Та, далекая весна - [6]
Макей взглянул Стрельцову прямо в глаза, криво усмехнулся и ничего не ответил.
— Ну что же, Макей, — помолчав, сказал Стрельцов, — все, что найдем у тебя, под метелку заберем. А ты питайся тем, что на сохранение бандитам отдал.
Макей и на этот раз промолчал…
Всю разверстку, что причиталась с села, собрали. У одного Макея «подмели» больше двух сотен пудов. У Захаркиных, Зайковых и у других зажиточных тоже нашлось припрятанное зерно. Собранный хлеб едва поместился в общественном амбаре, что стоял на выезде из села.
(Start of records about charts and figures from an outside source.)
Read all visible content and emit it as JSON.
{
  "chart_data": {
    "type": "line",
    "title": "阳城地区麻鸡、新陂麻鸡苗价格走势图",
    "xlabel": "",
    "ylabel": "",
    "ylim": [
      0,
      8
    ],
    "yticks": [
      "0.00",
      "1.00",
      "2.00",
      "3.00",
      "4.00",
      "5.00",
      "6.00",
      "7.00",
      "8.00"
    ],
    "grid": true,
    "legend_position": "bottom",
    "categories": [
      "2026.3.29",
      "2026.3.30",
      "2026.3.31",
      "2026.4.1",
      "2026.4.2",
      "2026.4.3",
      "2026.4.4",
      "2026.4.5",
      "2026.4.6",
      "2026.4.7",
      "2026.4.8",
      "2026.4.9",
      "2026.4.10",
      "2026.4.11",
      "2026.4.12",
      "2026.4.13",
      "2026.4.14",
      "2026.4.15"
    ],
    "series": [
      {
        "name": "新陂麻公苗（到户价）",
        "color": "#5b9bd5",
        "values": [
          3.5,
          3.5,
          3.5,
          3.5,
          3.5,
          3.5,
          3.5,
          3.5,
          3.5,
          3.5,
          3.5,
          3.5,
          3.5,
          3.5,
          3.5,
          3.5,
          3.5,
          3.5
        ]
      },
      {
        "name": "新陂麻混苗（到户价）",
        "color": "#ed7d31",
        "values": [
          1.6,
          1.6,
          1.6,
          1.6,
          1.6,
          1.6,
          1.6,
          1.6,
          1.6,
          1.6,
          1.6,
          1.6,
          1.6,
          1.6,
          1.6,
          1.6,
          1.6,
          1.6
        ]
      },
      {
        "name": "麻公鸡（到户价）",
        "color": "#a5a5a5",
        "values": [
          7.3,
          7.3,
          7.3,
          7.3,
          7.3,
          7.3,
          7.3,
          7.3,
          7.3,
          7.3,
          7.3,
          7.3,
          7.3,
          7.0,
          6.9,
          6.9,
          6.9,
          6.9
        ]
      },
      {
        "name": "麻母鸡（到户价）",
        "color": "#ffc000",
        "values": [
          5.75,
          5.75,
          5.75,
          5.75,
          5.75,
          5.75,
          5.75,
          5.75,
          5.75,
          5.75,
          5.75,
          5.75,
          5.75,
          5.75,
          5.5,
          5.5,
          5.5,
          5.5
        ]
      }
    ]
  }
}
На завтра наряжены подводы для вывоза хлеба. А среди ночи вспыхнула крытая соломой сараюшка, стоявшая почти что впритык к амбару.
Часовой у амбара выстрелом поднял тревогу. И сейчас же из-за плетней, из-за сараев защелкали винтовки и обрезы. Бойцы, охранявшие хлеб, залегли и стали отстреливаться.
Сарай разгорался сильнее. Пламя поднималось все выше. В воздух взлетали снопы искр. Падая, они шипя угасали в свежевыпавшем снегу. Рыхлый снег не давал им уцепиться за тесовую крышу общественного амбара.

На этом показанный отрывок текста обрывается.